Posted on20 Sep 2009
Yesterday I was watching a show on CNN called Generation Islam – I was heartbroken, the show focused attention on all of the kids that are being affected by the hate and racism that is going on in the middle east. It also shines a bright beautiful light on all of the different people and groups who are working to break the cycle of hate by educating kids and their mothers. This morning I was flipping through channels and I came across West Side Story ans started watching it. I remember the first time I watched this when I was younger. I cried and cried when Tony got killed. I was really upset but I can’t remember if I really understood that the movie was about racism and hate. While I was watching this movie I was also browsing through some blogs and started reading a post on Rebellious Arab Girl about Arabs who are Rasicst against other Arabs because of the color of their skin. I was lucky, my parents never taught me to hate anyone (accept Dallas Cowboy fans). We were so sheltered. It wouldn’t last long. Racists are everywhere. I really started thinking about racism and where it starts. I know some people are hurt or killed by others and it causes hate. I can almost, almost understand it, but, then they teach it to their kids and their kids teach it to their kids, etc, etc, etc. Even writing this post I think it’s impossible – how do you get people to stop teaching hate?
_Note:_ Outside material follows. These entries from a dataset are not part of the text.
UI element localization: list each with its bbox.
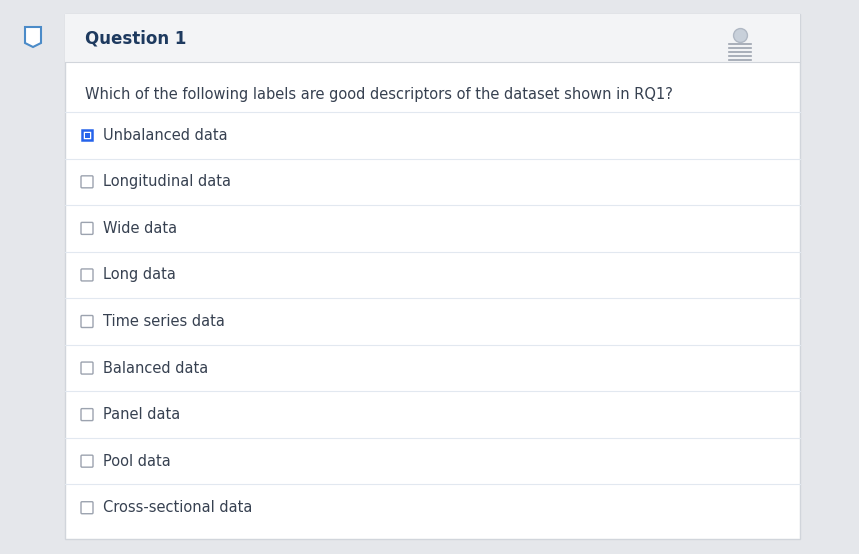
- Text: Pool data: Pool data: [103, 454, 171, 469]
- Text: Long data: Long data: [103, 268, 176, 283]
- Text: Balanced data: Balanced data: [103, 361, 208, 376]
- Polygon shape: [25, 27, 41, 47]
- FancyBboxPatch shape: [81, 315, 93, 327]
- Text: Time series data: Time series data: [103, 314, 225, 329]
- Text: Which of the following labels are good descriptors of the dataset shown in RQ1?: Which of the following labels are good d…: [85, 86, 673, 101]
- Bar: [84, 133, 89, 138]
- Text: Longitudinal data: Longitudinal data: [103, 175, 231, 189]
- Text: Wide data: Wide data: [103, 221, 177, 236]
- FancyBboxPatch shape: [81, 409, 93, 420]
- Text: Question 1: Question 1: [85, 29, 186, 47]
- FancyBboxPatch shape: [81, 362, 93, 374]
- Text: Unbalanced data: Unbalanced data: [103, 128, 228, 143]
- Text: Panel data: Panel data: [103, 407, 180, 422]
- Bar: [82, 130, 92, 140]
- FancyBboxPatch shape: [81, 269, 93, 281]
- FancyBboxPatch shape: [81, 222, 93, 234]
- FancyBboxPatch shape: [81, 176, 93, 188]
- FancyBboxPatch shape: [81, 455, 93, 467]
- FancyBboxPatch shape: [81, 502, 93, 514]
- FancyBboxPatch shape: [65, 14, 800, 539]
- FancyBboxPatch shape: [65, 14, 800, 62]
- Text: Cross-sectional data: Cross-sectional data: [103, 500, 253, 515]
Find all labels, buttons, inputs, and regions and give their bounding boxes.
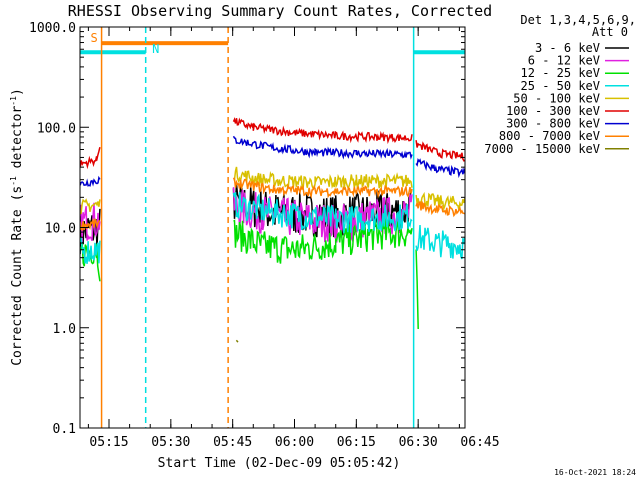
series-line: [80, 135, 465, 187]
series-line: [80, 177, 465, 232]
x-axis-label: Start Time (02-Dec-09 05:05:42): [158, 456, 401, 471]
y-axis: 0.1 1.0 10.0 100.0 1000.0: [29, 21, 465, 437]
x-tick-label: 06:00: [275, 435, 314, 450]
x-axis: 05:15 05:30 05:45 06:00 06:15 06:30 06:45: [87, 27, 500, 450]
footer-timestamp: 16-Oct-2021 18:24: [554, 468, 636, 477]
x-tick-label: 06:30: [399, 435, 438, 450]
series-line: [80, 191, 465, 265]
x-tick-label: 06:15: [337, 435, 376, 450]
flag-bar-night: [80, 50, 146, 55]
x-tick-label: 06:45: [460, 435, 499, 450]
flag-bar-night: [413, 50, 465, 55]
legend-entry: 800 - 7000 keV: [499, 129, 600, 143]
legend-entry: 50 - 100 keV: [513, 91, 600, 105]
legend-header-line1: Det 1,3,4,5,6,9,: [520, 13, 636, 27]
legend-entry: 300 - 800 keV: [506, 117, 600, 131]
y-tick-label: 1000.0: [29, 21, 76, 36]
series-line: [80, 117, 465, 170]
y-axis-label: Corrected Count Rate (s-1 detector-1): [9, 88, 25, 366]
x-tick-label: 05:45: [213, 435, 252, 450]
chart-title: RHESSI Observing Summary Count Rates, Co…: [68, 2, 492, 20]
y-tick-label: 1.0: [53, 322, 76, 337]
legend-entry: 6 - 12 keV: [528, 54, 600, 68]
flag-bar-saa: [101, 41, 229, 46]
legend-header-line2: Att 0: [592, 25, 628, 39]
x-tick-label: 05:15: [89, 435, 128, 450]
series-line: [80, 218, 419, 330]
y-tick-label: 0.1: [53, 422, 76, 437]
series-line: [80, 166, 465, 215]
legend-entry: 25 - 50 keV: [521, 79, 600, 93]
plot-area: SN: [80, 27, 465, 428]
y-tick-label: 100.0: [37, 121, 76, 136]
flag-annotation-n: N: [152, 42, 159, 56]
legend-entry: 3 - 6 keV: [535, 41, 600, 55]
legend-entry: 100 - 300 keV: [506, 104, 600, 118]
legend-entry: 12 - 25 keV: [521, 66, 600, 80]
flag-annotation-s: S: [90, 31, 97, 45]
y-tick-label: 10.0: [45, 222, 76, 237]
legend-entry: 7000 - 15000 keV: [484, 142, 600, 156]
x-tick-label: 05:30: [151, 435, 190, 450]
series-line: [235, 339, 239, 343]
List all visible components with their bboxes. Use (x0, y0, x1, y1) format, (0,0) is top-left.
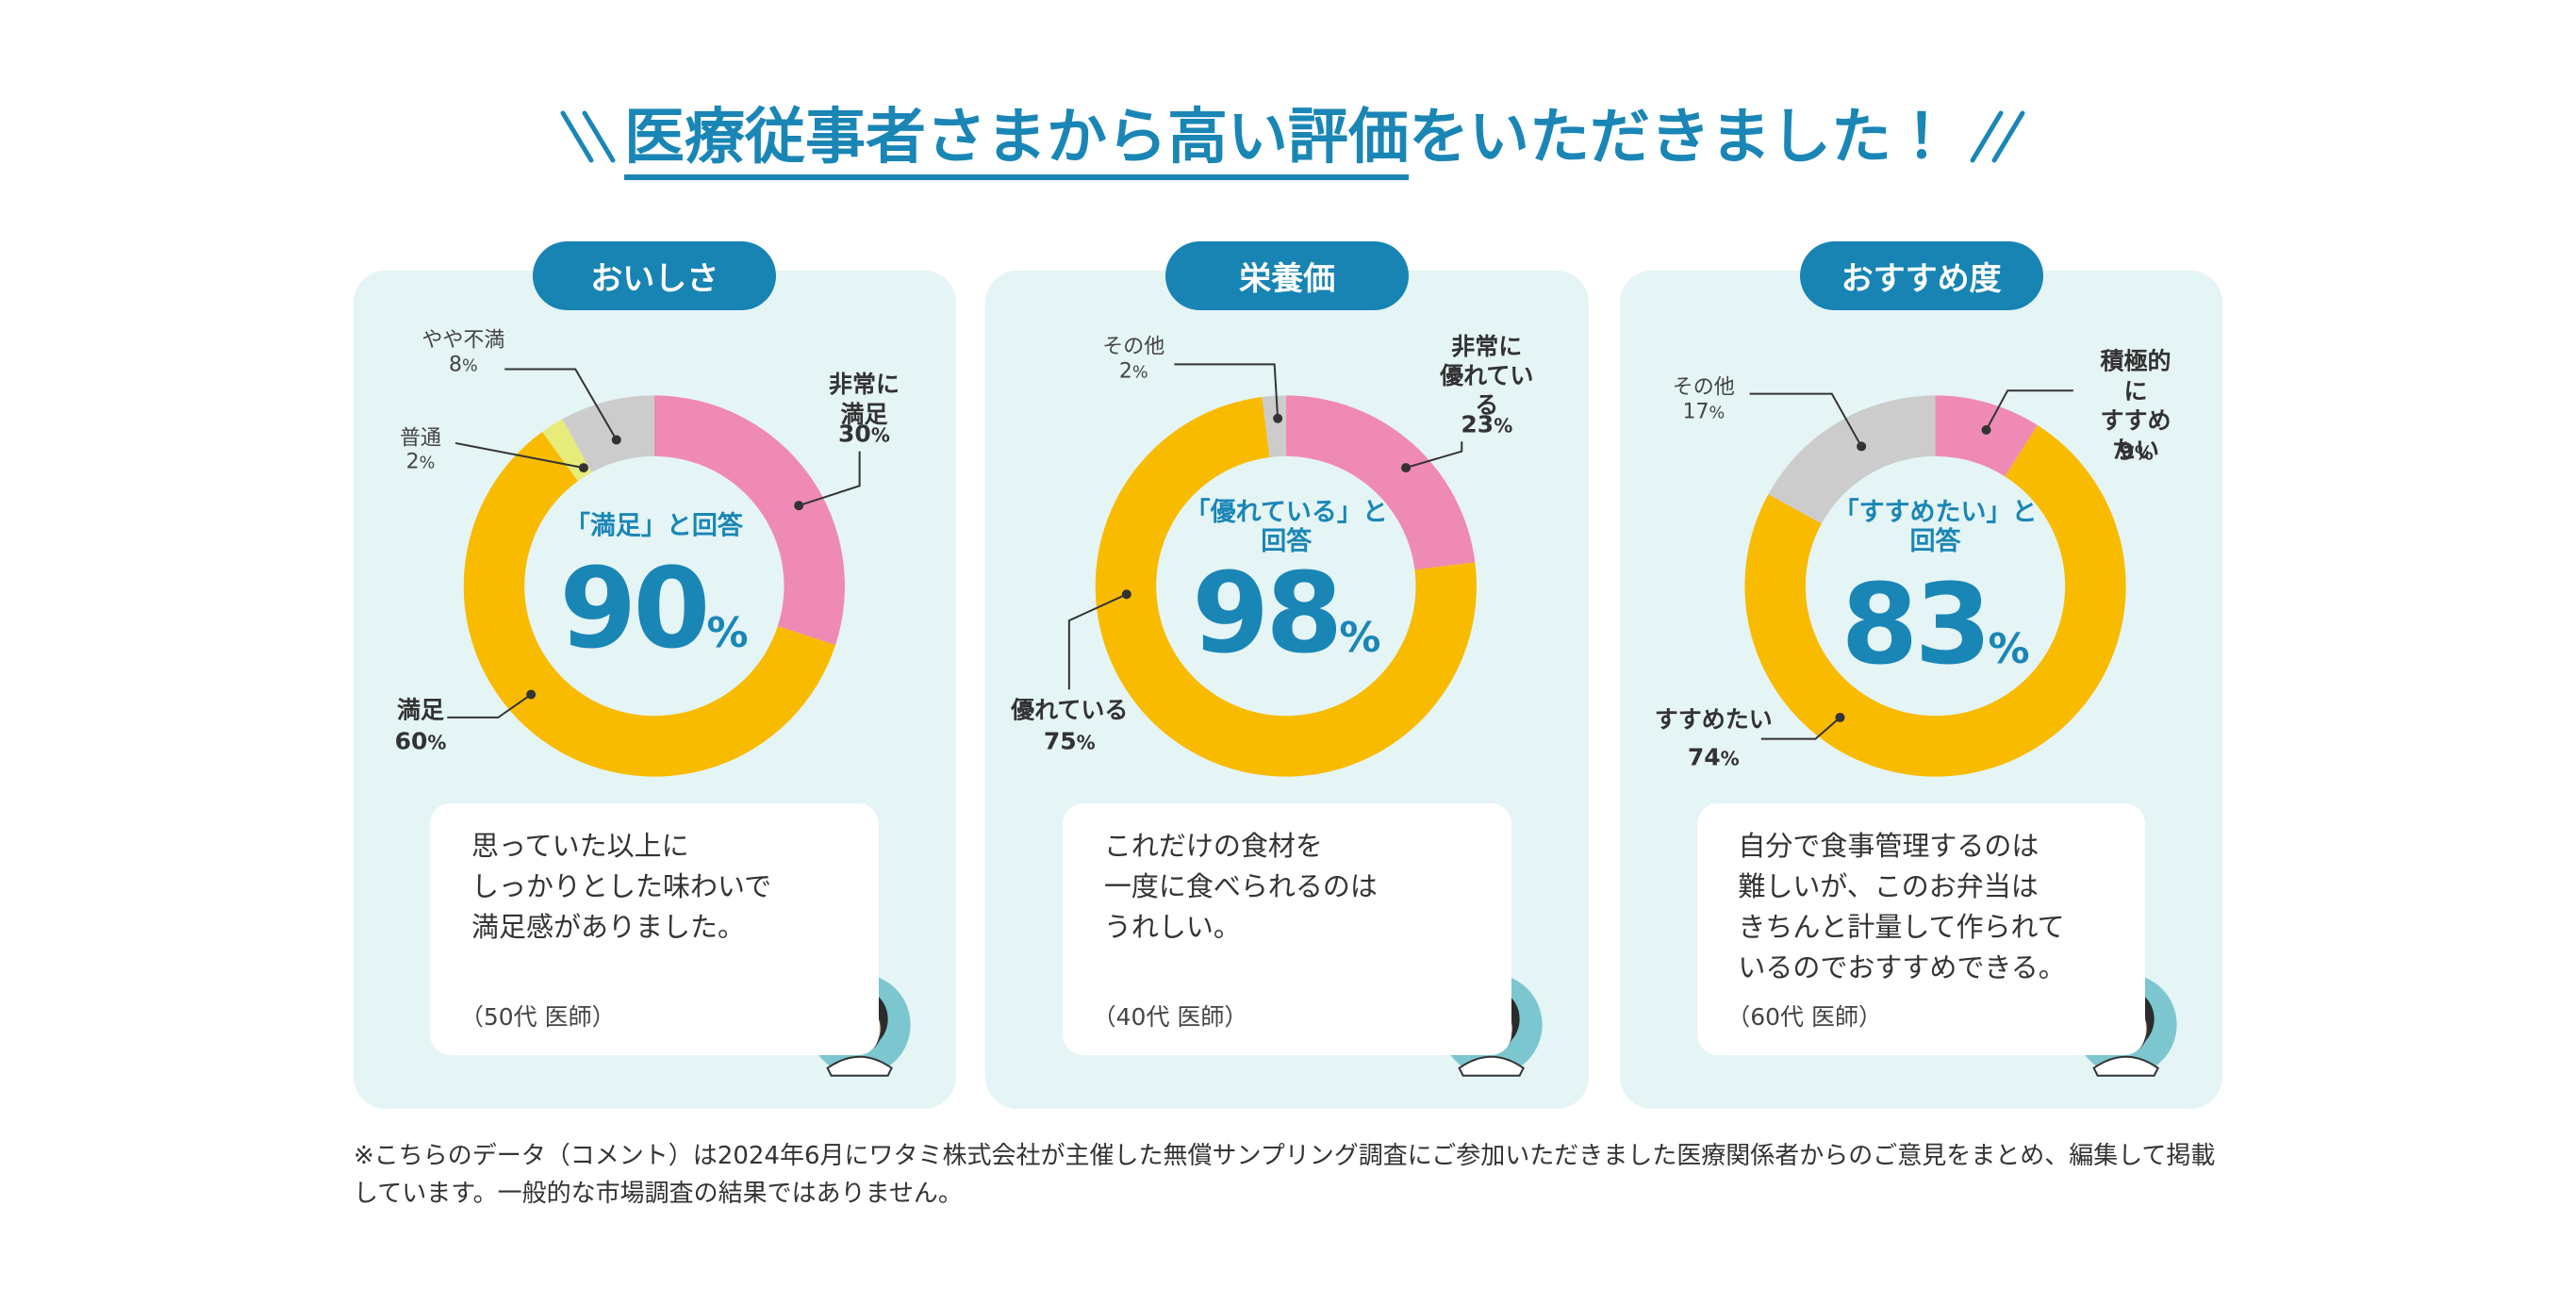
donut-slice (1286, 395, 1476, 570)
leader-dot (525, 690, 536, 701)
comment-text: これだけの食材を 一度に食べられるのは うれしい。 (1103, 830, 1378, 944)
donut-slice (1096, 397, 1478, 778)
title-rest: をいただきました！ (1409, 103, 1952, 173)
summary-label: 「すすめたい」と 回答 (1833, 498, 2038, 557)
slice-value: 9% (2118, 438, 2154, 466)
slice-label: 普通 (400, 426, 442, 451)
leader-line (1406, 441, 1463, 470)
leader-line (504, 369, 618, 441)
comment-box: 思っていた以上に しっかりとした味わいで 満足感がありました。 （50代 医師） (430, 803, 880, 1055)
slice-label: その他 (1672, 375, 1735, 400)
donut-slice (541, 419, 592, 482)
slice-value: 75% (1043, 727, 1096, 755)
summary-value: 83% (1841, 559, 2030, 690)
comment-box: 自分で食事管理するのは 難しいが、このお弁当は きちんと計量して作られて いるの… (1696, 803, 2146, 1055)
donut-slice (1262, 395, 1287, 458)
card-title: おすすめ度 (1799, 241, 2043, 311)
leader-dot (1981, 425, 1991, 436)
leader-dot (1857, 441, 1867, 452)
summary-value: 98% (1192, 547, 1381, 678)
leader-line (1174, 363, 1280, 420)
donut-slice (1744, 425, 2126, 778)
donut-slice (562, 395, 654, 473)
leader-line (1985, 389, 2073, 431)
avatar-body (2092, 1056, 2159, 1078)
leader-dot (611, 435, 621, 445)
slice-value: 74% (1687, 743, 1740, 771)
summary-value: 90% (559, 542, 749, 673)
summary-label: 「優れている」と 回答 (1184, 498, 1388, 557)
card-title: おいしさ (533, 241, 777, 311)
slice-value: 60% (394, 727, 447, 755)
leader-dot (1122, 589, 1132, 600)
card: 非常に 優れている 23% 優れている 75% その他 2% 「優れている」と 回答 98% 栄… (985, 241, 1589, 1110)
slice-value: 30% (838, 420, 890, 448)
leader-dot (1401, 463, 1412, 473)
slice-label: やや不満 (421, 327, 505, 352)
comment-text: 自分で食事管理するのは 難しいが、このお弁当は きちんと計量して作られて いるの… (1738, 830, 2066, 984)
title-main: 医療従事者さまから高い評価 (624, 103, 1409, 180)
footnote: ※こちらのデータ（コメント）は2024年6月にワタミ株式会社が主催した無償サンプ… (354, 1142, 2216, 1208)
leader-line (798, 452, 861, 507)
avatar-body (825, 1056, 893, 1078)
leader-line (1749, 393, 1862, 448)
donut-slice (1768, 395, 1936, 524)
page-title: 医療従事者さまから高い評価をいただきました！ (0, 98, 2576, 180)
slice-value: 2% (405, 449, 436, 473)
slice-value: 17% (1682, 400, 1726, 424)
leader-dot (793, 501, 803, 511)
slice-value: 23% (1461, 409, 1513, 438)
slice-value: 2% (1118, 359, 1148, 384)
comment-author: （60代 医師） (1726, 1003, 1882, 1032)
leader-dot (1273, 414, 1283, 424)
slice-label: その他 (1102, 334, 1165, 358)
leader-dot (1835, 713, 1845, 723)
slice-label: 非常に満足 (828, 371, 900, 428)
slice-label: 非常に 優れている (1440, 333, 1534, 420)
comment-box: これだけの食材を 一度に食べられるのは うれしい。 （40代 医師） (1063, 803, 1511, 1055)
card: 積極的に すすめたい 9% すすめたい 74% その他 17% 「すすめたい」と 回答 83%… (1619, 241, 2223, 1110)
summary-label: 「満足」と回答 (564, 511, 743, 541)
slice-label: 積極的に すすめたい (2100, 347, 2171, 464)
donut-slice (1935, 395, 2038, 477)
donut-slice (653, 395, 845, 646)
title-decoration (560, 110, 2025, 163)
donut-slice (463, 432, 835, 778)
slice-label: 優れている (1011, 696, 1129, 724)
leader-line (454, 442, 584, 470)
leader-line (446, 694, 532, 719)
card-title: 栄養価 (1165, 241, 1410, 311)
leader-line (1068, 593, 1128, 690)
card: 非常に満足 30% 満足 60% 普通 2% やや不満 8% 「満足」と回答 90% おいしさ思って… (353, 241, 957, 1110)
leader-dot (578, 463, 588, 473)
slice-value: 8% (448, 353, 478, 377)
comment-text: 思っていた以上に しっかりとした味わいで 満足感がありました。 (471, 830, 772, 944)
leader-line (1760, 717, 1841, 741)
avatar-body (1458, 1056, 1526, 1078)
slice-label: すすめたい (1654, 705, 1773, 734)
comment-author: （50代 医師） (459, 1003, 616, 1032)
comment-author: （40代 医師） (1092, 1003, 1248, 1032)
slice-label: 満足 (397, 696, 445, 724)
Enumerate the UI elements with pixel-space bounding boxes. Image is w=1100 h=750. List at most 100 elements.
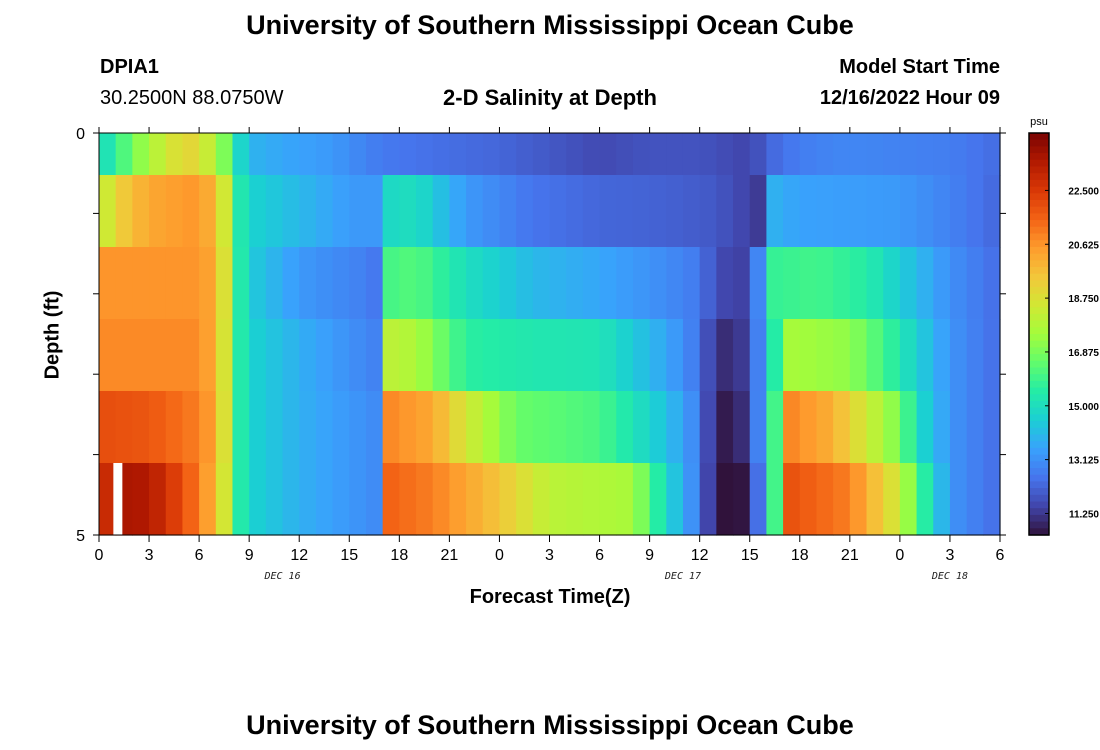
heatmap-cell [349, 463, 367, 536]
heatmap-cell [149, 133, 167, 176]
colorbar-segment [1029, 226, 1049, 235]
heatmap-cell [933, 463, 951, 536]
heatmap-cell [432, 247, 450, 320]
heatmap-cell [332, 247, 350, 320]
heatmap-cell [499, 175, 517, 248]
heatmap-cell [199, 463, 217, 536]
heatmap-cell [549, 319, 567, 392]
colorbar-segment [1029, 501, 1049, 509]
heatmap-cell [899, 133, 918, 176]
heatmap-cell [482, 247, 501, 320]
heatmap-cell [282, 463, 300, 536]
heatmap-cell [616, 247, 634, 320]
heatmap-cell [99, 133, 117, 176]
heatmap-cell [516, 247, 534, 320]
heatmap-cell [783, 319, 801, 392]
heatmap-cell [449, 391, 467, 464]
heatmap-cell [632, 133, 651, 176]
heatmap-cell [182, 247, 200, 320]
heatmap-cell [983, 319, 1001, 392]
heatmap-cell [249, 319, 267, 392]
heatmap-cell [733, 391, 751, 464]
heatmap-cell [682, 463, 701, 536]
colorbar-segment [1029, 521, 1049, 529]
heatmap-cell [349, 319, 367, 392]
colorbar-segment [1029, 514, 1049, 523]
heatmap-cell [649, 247, 667, 320]
heatmap-cell [749, 175, 768, 248]
heatmap-cell [799, 319, 818, 392]
heatmap-cell [332, 133, 350, 176]
colorbar-segment [1029, 193, 1049, 201]
page-title: University of Southern Mississippi Ocean… [246, 10, 854, 40]
heatmap-cell [282, 319, 300, 392]
heatmap-cell [549, 247, 567, 320]
heatmap-cell [132, 391, 150, 464]
heatmap-cell [165, 463, 184, 536]
colorbar-segment [1029, 327, 1049, 335]
date-label: DEC 17 [664, 571, 701, 582]
heatmap-cell [182, 175, 200, 248]
heatmap-cell [249, 247, 267, 320]
heatmap-cell [599, 133, 617, 176]
heatmap-cell [399, 391, 417, 464]
heatmap-cell [149, 247, 167, 320]
heatmap-cell [766, 133, 784, 176]
heatmap-cell [416, 175, 434, 248]
heatmap-cell [582, 175, 601, 248]
colorbar-segment [1029, 474, 1049, 482]
heatmap-cell [616, 175, 634, 248]
current-time-marker [113, 463, 123, 535]
heatmap-cell [516, 175, 534, 248]
heatmap-cell [315, 463, 334, 536]
heatmap-cell [883, 175, 901, 248]
heatmap-cell [349, 133, 367, 176]
heatmap-cell [165, 175, 184, 248]
heatmap-cell [466, 319, 484, 392]
heatmap-cell [399, 319, 417, 392]
heatmap-cell [299, 463, 317, 536]
heatmap-cell [632, 175, 651, 248]
heatmap-cell [399, 463, 417, 536]
heatmap-cell [115, 133, 133, 176]
colorbar-segment [1029, 508, 1049, 516]
heatmap-cell [132, 319, 150, 392]
heatmap-cell [966, 133, 984, 176]
heatmap-cell [599, 319, 617, 392]
heatmap-cell [199, 175, 217, 248]
heatmap-cell [449, 175, 467, 248]
x-tick-label: 9 [245, 547, 254, 564]
heatmap-cell [949, 133, 968, 176]
station-coords: 30.2500N 88.0750W [100, 87, 284, 109]
heatmap-cell [883, 133, 901, 176]
heatmap-cell [582, 133, 601, 176]
heatmap-cell [199, 133, 217, 176]
heatmap-cell [566, 247, 584, 320]
heatmap-cell [849, 247, 868, 320]
heatmap-cell [265, 391, 284, 464]
heatmap-cell [149, 463, 167, 536]
heatmap-cell [849, 463, 868, 536]
heatmap-cell [249, 133, 267, 176]
x-tick-label: 15 [741, 547, 759, 564]
heatmap-cell [599, 175, 617, 248]
x-axis-label: Forecast Time(Z) [469, 586, 631, 608]
heatmap-cell [916, 175, 934, 248]
heatmap-cell [99, 247, 117, 320]
heatmap-cell [933, 133, 951, 176]
heatmap-cell [382, 463, 400, 536]
heatmap-cell [916, 463, 934, 536]
x-tick-label: 0 [495, 547, 504, 564]
heatmap-cell [365, 319, 384, 392]
heatmap-cell [382, 319, 400, 392]
colorbar-segment [1029, 246, 1049, 255]
heatmap-cell [799, 463, 818, 536]
heatmap-cell [883, 319, 901, 392]
heatmap-cell [699, 133, 717, 176]
heatmap-cell [332, 391, 350, 464]
heatmap-cell [265, 319, 284, 392]
y-axis-label: Depth (ft) [41, 290, 64, 380]
colorbar-segment [1029, 407, 1049, 415]
heatmap-cell [783, 175, 801, 248]
heatmap-cell [332, 319, 350, 392]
When I was 10 years old I flew to Chicago with my two sisters to visit my grandparents, a couple of snobby upper-class grumpy old people. I hated being around them. They were always angry. My grandfather was ok he just couldn’t stand my grandmother and would just tune out everything, literally, she opens her mouth – he turns down the hearing aid. Anyway, there we were 3 sweet innocent little angels, away from our mom and dad for the first time, trying to figure out a way to have fun. We went to the zoo and ate out at a lot of fancy restaurants. One day my grandmother was fixing us a snack of watermelon slices. We loved watermelon and got real excited and asked my grandmother if we could sit outside and eat it. She turned around and glared at us and yelled, “You’re not going outside to eat watermelon like a bunch of Niggers!!” We just stood there with our mouths open then my younger sister started crying and ran back to the bedroom. My big sister grabbed my hand, glared right back at my grandmother and pulled me into the bedroom. We stayed in there for hours. Thirty years later and I can still picture that womans face – she was viscious. Once I grew up my mother told me some other stories. Like the one where she blames black people swimming in the public pools for giving my aunt polio. She also forbid my father to marry my mom. When that didn’t work she resorted to bribery – obviously that still didn’t work.
Racism – Hate – It’s everywhere. Are you a racist? When was your first experience with it? How do you think it can be stopped?